Ms. Thornton has her own favorite explanation for the growth of U.S. women's feet. She explained, "I think it's Title IX. Title IX is the act that was passed in the early 1970s, the federal law that said that if you were going to spend money on sports, you had to give as much to women as you did to men in college campuses. They're running up and down the field all day, pounding on their feet. And the feet get bigger with use. In the old days, a woman's job was to look delicate and keep her feet small. After women discovered how good it feels to be physically fit, the young women who come into our store say, 'I want a shoe that fits. And you'd better make it big enough, because my feet are big' because they've been wearing sneakers most of their lives."

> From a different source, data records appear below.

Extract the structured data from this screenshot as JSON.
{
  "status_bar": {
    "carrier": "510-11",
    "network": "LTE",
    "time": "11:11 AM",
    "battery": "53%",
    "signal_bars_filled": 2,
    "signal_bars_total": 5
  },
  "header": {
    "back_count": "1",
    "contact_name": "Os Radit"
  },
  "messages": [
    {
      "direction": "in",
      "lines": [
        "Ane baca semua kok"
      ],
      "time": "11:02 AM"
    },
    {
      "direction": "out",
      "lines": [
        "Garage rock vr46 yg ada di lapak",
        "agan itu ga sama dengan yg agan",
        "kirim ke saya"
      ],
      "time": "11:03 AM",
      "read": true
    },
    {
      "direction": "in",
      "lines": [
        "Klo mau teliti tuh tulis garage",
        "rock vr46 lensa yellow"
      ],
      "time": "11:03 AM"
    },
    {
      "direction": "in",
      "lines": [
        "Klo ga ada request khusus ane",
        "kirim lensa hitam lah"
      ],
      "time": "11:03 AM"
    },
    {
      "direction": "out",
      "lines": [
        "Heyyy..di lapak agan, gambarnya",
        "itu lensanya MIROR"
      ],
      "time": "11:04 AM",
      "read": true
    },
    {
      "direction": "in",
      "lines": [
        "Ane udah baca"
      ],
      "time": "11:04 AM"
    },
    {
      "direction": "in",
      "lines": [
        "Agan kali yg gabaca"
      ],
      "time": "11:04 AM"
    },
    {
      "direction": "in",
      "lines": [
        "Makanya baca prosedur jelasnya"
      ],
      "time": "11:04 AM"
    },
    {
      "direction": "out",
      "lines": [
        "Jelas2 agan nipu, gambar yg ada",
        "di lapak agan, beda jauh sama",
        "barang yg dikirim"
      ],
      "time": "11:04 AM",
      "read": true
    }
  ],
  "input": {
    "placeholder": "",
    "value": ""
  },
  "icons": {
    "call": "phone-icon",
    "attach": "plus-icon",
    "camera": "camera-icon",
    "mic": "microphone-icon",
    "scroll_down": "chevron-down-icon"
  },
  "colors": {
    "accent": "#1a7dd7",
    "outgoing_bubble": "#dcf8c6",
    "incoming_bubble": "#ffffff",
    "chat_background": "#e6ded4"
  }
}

For men, thanks to the popularity of sports and the larger-than-life athletes who play them, there are plenty of sneakers and casual shoes to be found, even in gargantuan sizes. But industry officials admit it's still difficult to convince retailers to stock stylish large-size dress shoes. Most local, family-owned shoe stores that once would special-order large shoes for their customers have disappeared in favor of massive, impersonal department stores and nationwide shoe chains that, if they recognize the Bigfoot trend at all, have been in no hurry to react to it.